Figure 8. Identification and functional analysis of 10 hub genes. (A–C) The top 10 hub genes in the PPIN of adhesion tissues on PODs 1 (A), 3 (B) and POD 7 (C) were screened by the Cytoscape plugin cytoHubba based on the degree of connection. Functions and pathways of the hub genes were visualized using ClueGO.

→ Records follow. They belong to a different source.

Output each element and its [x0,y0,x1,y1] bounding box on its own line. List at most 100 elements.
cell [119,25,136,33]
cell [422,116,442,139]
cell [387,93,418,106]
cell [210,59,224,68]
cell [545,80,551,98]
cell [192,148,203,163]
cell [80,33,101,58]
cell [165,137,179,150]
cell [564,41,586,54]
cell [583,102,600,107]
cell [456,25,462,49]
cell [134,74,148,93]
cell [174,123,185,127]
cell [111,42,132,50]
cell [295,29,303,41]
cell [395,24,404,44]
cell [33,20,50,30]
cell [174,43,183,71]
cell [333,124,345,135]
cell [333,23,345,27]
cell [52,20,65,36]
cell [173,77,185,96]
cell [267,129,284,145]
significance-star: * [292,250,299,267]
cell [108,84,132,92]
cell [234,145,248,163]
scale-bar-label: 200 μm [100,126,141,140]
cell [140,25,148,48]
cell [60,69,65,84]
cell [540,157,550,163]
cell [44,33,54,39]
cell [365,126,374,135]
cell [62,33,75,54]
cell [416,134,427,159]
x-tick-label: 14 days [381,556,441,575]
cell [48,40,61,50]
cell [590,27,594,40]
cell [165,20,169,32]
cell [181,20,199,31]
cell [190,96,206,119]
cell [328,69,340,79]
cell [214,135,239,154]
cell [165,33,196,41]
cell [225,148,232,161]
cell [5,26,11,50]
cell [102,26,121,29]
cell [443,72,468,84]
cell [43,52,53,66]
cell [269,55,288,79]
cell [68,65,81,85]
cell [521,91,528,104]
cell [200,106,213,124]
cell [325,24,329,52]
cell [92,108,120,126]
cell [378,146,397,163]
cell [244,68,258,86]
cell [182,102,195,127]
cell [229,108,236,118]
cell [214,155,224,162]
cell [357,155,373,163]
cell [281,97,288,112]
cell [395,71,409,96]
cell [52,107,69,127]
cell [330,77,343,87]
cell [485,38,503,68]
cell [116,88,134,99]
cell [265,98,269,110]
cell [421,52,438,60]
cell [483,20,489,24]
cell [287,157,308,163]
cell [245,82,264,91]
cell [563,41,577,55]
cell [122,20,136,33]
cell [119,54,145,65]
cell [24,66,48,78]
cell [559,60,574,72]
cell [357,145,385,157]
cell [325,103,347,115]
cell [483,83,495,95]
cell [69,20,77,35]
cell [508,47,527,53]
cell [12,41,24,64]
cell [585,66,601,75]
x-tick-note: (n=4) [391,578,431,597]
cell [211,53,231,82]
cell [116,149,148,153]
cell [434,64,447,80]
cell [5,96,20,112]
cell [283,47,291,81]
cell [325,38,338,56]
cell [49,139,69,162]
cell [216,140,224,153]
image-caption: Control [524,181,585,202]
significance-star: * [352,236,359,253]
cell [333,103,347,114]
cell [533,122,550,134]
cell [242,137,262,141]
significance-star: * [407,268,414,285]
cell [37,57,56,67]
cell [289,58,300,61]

Figure 9. Graphical description of the progression of PAAs. PAA formation mainly consists of the inflammatory exudative phase, the inflammatory proliferative phase, the fibrotic phase and the PAA maturity phase, with overlap between the first three phases. The inflammatory exudative phase lasts 3 days from the beginning of the surgery and is dominated by early activation of the coagulation cascade, massive release of inflammatory factors and fibrin deposition. The inflammatory proliferative phase is mainly present on PODs 1-5 and is characterized by inflammatory cell aggregation, fibroblast migration, and the MMT. The fibrotic phase lasts from POD 3 to POD 7 and consists mainly of fibroblast growth into the deposited collagen, angiogenesis and the transition from acute to chronic inflammation, culminating in the formation of stable adhesions.

Data availability statement

The data supporting the findings of this study are available from the corresponding author upon request.